Center for Engineering in Medicine at the Massachusetts General
Hospital, Shriners Hospitals for Children, Harvard Medical School
and Organogenesis, Inc.
In the rapidly growing field of tissue engineering, researchers are
striving to develop suitable artificial environments that allow
human tissue to be grown outside the human body. In an effort to
refine their bioreactor designs, researchers developing a
bioartificial liver are using DADiSP to help them understand the
oxygen uptake behavior of liver cells.
Cambridge, Boston, and Canton, MA
Of primary interest in the field of tissue engineering is the effective
reutilization of living cells in man-made housings to effectively
reproduce organ function. Devices, known as bioreactors or
bioartificial constructs, are highly dependent upon selection of
effective fabrication geometries, such that all cells within the device
receive adequate nutrients and oxygen.
Oxygen consumption rate is an important design parameter in the
fabrication of the BioArtificial Liver (BAL), now under development at
the Massachusetts General Hospital and Shriners Hospitals for Children
in Boston, MA. Unlike many other types of somatic cells, hepatocytes
have the capability of operating at sustained hypermetabolic levels,
under certain stimulatory conditions. While this is a highly desirable
attribute from a BAL design perspective, as fewer total cells are
needed, it also presents a formidable design challenge, as the
bioreactor must be constructed in such a manner that the cells do not
suffocate themselves from their unusually high oxygen consumption. To
help solve this problem, it is therefore important to have precise data
concerning hepatocyte oxygen consumption characteristics.
Measuring Oxygen Uptake
The measurement of cellular oxygen uptake involves the use of a closed
reaction chamber with an embedded Clark polarographic oxygen electrode.
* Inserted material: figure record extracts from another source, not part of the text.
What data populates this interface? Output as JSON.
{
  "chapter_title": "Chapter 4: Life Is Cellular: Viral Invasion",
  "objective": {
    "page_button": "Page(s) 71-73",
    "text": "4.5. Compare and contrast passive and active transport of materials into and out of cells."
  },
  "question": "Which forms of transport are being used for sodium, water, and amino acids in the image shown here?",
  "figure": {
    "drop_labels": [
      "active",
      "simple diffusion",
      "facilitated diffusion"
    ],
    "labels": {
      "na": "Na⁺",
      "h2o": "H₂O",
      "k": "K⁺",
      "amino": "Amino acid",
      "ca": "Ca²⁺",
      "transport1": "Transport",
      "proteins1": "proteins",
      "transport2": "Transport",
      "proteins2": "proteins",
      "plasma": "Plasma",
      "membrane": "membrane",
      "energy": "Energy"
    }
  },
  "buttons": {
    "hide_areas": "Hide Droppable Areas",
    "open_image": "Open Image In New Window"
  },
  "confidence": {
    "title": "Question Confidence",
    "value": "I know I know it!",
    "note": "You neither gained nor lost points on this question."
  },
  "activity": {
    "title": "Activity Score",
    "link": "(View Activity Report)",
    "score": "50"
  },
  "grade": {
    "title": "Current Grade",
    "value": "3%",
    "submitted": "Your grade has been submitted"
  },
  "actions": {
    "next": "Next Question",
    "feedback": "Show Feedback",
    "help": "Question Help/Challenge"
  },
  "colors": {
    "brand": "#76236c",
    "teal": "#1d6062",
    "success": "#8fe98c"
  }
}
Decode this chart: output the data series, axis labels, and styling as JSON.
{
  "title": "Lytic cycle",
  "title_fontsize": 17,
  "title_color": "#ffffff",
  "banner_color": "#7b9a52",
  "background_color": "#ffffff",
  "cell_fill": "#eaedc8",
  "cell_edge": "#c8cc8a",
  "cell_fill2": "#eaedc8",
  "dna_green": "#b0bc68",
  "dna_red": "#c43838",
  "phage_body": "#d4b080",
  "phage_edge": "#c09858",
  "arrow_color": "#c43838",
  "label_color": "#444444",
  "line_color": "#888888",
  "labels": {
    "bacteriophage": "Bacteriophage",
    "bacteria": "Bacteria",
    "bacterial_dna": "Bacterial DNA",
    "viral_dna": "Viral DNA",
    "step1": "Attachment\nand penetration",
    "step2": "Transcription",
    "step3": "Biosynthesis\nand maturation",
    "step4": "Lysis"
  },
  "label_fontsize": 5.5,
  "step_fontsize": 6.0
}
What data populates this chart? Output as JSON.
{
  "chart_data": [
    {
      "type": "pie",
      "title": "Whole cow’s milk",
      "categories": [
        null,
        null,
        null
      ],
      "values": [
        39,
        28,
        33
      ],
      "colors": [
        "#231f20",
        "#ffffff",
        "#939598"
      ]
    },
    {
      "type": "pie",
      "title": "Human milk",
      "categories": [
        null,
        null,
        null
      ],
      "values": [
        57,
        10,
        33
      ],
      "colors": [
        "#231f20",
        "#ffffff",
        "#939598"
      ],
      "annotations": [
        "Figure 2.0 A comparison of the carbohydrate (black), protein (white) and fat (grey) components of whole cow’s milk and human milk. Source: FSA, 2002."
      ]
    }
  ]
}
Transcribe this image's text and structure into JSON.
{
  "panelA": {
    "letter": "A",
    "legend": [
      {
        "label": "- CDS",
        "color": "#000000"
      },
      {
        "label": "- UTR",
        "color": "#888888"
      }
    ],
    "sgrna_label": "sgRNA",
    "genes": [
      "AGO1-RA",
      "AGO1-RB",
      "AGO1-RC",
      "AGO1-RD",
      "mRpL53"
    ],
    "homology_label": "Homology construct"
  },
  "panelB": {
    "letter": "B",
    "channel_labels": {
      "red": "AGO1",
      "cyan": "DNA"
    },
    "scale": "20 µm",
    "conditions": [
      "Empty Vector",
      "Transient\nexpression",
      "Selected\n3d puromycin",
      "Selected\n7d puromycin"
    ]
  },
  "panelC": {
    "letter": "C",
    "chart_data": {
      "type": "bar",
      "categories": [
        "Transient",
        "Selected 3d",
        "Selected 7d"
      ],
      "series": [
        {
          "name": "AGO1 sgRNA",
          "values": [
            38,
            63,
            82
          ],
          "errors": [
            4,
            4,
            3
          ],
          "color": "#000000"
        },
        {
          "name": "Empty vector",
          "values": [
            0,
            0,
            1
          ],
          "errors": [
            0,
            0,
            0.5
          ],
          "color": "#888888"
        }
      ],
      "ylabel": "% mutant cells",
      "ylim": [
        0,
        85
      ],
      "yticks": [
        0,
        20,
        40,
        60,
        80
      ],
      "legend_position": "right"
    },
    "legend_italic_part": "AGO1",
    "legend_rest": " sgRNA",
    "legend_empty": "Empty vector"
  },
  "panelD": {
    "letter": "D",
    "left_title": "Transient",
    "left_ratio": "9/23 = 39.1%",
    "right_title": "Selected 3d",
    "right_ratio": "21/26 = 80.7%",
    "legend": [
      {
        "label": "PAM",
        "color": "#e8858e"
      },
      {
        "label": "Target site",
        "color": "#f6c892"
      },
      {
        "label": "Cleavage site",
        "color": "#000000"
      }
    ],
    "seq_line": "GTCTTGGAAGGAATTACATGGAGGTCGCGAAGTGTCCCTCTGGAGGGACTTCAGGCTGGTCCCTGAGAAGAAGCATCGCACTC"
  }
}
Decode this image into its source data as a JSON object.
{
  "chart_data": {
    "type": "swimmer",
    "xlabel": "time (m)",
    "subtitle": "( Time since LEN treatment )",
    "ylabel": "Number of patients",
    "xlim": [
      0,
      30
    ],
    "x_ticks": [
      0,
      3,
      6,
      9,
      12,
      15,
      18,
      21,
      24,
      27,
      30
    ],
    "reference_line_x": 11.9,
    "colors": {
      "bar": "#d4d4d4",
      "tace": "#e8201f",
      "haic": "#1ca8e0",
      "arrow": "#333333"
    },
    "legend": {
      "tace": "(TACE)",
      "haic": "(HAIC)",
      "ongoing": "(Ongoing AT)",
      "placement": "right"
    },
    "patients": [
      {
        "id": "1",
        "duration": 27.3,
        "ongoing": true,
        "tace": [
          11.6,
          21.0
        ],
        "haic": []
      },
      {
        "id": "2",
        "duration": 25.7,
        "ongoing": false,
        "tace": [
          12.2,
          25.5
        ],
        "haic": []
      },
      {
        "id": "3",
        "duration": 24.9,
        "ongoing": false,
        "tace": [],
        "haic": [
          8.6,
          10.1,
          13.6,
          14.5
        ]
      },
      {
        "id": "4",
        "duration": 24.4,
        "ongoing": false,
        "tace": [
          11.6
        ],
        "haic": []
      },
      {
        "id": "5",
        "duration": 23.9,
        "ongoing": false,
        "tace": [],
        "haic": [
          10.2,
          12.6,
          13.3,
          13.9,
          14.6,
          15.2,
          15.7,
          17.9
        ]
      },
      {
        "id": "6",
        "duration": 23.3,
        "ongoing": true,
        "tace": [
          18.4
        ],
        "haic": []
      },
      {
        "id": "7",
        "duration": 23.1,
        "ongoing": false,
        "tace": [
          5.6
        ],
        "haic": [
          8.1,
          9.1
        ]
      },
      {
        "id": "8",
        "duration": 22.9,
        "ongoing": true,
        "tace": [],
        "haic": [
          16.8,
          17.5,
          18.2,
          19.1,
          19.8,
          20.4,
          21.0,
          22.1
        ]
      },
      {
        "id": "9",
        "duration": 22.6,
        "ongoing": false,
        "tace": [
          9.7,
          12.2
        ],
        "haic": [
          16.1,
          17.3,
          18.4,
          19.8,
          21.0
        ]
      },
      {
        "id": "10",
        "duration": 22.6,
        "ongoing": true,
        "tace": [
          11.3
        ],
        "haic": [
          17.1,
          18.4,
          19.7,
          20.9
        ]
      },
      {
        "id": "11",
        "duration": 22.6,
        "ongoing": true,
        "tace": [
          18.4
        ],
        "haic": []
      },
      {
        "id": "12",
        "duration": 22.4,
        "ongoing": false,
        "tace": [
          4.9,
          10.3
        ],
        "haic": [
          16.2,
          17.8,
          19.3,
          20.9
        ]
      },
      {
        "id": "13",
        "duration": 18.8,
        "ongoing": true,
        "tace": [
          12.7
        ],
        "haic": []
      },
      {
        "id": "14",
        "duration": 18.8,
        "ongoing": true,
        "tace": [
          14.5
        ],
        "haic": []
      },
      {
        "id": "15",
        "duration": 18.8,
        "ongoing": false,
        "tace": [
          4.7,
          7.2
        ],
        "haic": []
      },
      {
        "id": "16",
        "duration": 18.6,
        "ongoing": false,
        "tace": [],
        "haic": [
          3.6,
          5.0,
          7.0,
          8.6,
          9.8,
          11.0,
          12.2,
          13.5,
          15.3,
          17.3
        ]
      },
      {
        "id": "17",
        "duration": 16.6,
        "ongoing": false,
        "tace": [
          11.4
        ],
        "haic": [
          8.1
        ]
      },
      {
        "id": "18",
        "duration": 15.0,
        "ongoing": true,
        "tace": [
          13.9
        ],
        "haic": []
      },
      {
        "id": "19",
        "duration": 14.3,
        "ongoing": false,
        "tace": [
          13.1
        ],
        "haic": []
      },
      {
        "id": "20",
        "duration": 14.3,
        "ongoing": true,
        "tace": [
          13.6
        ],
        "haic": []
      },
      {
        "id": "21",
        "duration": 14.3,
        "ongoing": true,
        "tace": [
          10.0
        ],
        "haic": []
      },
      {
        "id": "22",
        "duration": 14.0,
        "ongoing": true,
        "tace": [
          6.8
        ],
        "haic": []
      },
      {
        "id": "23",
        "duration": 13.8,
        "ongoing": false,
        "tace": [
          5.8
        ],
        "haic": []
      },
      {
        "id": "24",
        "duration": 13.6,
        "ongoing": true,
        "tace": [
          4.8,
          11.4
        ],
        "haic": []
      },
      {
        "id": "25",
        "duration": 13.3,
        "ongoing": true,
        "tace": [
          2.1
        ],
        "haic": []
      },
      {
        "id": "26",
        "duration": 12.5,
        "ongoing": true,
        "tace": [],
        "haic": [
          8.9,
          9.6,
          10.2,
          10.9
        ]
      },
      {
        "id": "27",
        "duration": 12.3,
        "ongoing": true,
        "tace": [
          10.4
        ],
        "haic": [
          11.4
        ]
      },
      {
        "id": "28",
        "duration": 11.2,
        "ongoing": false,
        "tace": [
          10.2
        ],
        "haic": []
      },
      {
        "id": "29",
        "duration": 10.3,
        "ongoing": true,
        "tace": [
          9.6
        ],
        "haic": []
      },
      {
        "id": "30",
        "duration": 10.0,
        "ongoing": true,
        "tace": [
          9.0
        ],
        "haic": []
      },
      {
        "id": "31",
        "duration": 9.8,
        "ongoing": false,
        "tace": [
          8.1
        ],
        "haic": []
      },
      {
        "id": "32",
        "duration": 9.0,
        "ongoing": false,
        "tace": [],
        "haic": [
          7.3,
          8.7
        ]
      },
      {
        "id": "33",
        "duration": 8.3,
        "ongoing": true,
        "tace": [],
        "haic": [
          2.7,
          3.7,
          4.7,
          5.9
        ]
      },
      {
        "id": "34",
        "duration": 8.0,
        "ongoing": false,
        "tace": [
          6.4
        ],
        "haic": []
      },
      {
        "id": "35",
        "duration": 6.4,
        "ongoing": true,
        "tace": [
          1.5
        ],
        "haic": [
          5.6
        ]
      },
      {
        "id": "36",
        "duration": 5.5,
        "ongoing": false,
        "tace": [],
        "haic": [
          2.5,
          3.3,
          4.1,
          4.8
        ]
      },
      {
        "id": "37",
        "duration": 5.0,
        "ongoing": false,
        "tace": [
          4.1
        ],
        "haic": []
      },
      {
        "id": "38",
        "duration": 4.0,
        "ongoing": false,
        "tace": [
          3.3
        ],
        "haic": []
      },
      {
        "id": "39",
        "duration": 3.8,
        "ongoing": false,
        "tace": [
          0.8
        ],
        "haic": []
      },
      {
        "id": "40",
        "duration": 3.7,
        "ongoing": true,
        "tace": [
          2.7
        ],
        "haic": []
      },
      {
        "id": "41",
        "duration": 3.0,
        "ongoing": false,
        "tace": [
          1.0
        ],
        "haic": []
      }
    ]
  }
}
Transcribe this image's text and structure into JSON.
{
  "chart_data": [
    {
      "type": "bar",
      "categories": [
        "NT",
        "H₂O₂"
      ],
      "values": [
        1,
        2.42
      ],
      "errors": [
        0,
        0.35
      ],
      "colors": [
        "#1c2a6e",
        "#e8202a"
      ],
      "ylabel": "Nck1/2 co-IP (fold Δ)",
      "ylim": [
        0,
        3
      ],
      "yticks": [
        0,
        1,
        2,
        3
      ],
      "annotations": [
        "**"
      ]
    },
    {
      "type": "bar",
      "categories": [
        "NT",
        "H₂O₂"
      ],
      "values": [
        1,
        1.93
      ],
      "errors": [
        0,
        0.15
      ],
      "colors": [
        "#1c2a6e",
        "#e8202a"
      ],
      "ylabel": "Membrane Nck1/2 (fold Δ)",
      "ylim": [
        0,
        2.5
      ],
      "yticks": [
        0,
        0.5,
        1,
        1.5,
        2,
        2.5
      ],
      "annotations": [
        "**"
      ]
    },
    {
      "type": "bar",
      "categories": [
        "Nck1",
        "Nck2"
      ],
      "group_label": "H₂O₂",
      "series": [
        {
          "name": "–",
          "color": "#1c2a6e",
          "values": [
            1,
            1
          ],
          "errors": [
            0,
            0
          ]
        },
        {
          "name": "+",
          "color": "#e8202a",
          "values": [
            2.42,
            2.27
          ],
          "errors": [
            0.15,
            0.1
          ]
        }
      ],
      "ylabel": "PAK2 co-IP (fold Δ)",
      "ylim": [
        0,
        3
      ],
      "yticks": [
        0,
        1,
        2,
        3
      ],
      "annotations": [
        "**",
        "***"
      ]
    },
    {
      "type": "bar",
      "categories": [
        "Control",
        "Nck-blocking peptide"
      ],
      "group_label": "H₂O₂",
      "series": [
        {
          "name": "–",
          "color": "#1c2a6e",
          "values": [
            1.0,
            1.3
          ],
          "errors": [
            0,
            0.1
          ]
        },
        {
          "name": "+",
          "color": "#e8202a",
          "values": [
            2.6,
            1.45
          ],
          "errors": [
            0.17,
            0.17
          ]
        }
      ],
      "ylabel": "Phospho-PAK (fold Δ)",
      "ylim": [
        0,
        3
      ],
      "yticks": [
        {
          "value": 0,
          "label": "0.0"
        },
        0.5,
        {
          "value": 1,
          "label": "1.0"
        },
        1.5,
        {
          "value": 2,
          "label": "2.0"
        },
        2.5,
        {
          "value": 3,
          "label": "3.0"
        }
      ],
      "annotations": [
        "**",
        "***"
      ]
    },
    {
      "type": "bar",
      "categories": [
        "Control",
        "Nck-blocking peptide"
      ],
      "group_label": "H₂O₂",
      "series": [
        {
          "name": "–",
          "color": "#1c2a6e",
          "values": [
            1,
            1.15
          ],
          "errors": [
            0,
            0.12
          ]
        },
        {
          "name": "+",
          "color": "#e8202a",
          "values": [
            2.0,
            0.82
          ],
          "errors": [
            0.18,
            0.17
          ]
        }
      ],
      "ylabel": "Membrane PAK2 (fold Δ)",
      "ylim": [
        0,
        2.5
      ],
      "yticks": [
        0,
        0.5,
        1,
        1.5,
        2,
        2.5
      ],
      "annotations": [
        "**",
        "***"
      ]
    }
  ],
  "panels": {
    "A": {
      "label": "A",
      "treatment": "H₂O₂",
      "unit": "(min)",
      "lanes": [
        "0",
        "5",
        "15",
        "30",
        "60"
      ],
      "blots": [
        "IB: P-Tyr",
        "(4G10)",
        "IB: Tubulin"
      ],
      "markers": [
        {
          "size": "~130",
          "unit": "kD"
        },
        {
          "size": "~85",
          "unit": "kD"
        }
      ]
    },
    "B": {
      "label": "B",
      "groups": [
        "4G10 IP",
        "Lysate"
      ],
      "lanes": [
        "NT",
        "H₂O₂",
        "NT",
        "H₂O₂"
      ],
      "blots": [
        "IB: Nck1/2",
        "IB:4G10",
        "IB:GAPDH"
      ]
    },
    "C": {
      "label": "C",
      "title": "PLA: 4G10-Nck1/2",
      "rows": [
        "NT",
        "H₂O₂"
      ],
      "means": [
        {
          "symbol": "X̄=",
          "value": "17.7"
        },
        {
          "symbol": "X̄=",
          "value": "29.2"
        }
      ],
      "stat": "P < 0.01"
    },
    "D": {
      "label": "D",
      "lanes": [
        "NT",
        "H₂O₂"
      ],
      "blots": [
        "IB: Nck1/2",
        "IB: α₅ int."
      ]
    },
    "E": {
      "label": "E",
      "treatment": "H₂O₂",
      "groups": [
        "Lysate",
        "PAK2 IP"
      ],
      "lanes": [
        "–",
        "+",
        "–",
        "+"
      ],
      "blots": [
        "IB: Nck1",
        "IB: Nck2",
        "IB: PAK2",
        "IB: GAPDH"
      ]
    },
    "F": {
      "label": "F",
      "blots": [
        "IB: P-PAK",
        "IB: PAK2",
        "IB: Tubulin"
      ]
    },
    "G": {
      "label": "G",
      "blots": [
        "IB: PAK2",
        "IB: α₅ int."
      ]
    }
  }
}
A typical experiment is conducted by measuring oxygen tension over
time, after the chamber has been isolated from the ambient environment.
Since it is a closed system during the experiment, oxygen tension
decreases with time, as cells respire. Key BAL modeling parameters, Km
and Vmax, which are derived from experimental oxygen tension curve
data, are the goal of this class of experimentation.
Accurate generation of oxygen tension-time curves is not trivial,
however, in that the Clark electrodes exhibit a significant noise
spectrum, which is further compounded by the signal drift resulting
from the mixing within the reactor chamber. As a result,
interpretation of raw 16-bit oxygen tension data proved essentially
intractable in initial experimentation, as the meaningful slope data
was buried in a sea of spectral noise, even after signal enhancement by
online numerical averaging techniques.
Frequency Domain Filtering
To remove the spectral noise, it became evident that frequency-domain
based filtering techniques would be necessary. Additionally as each
experiment generated several megabytes of data, a relatively robust
data management system was necessary.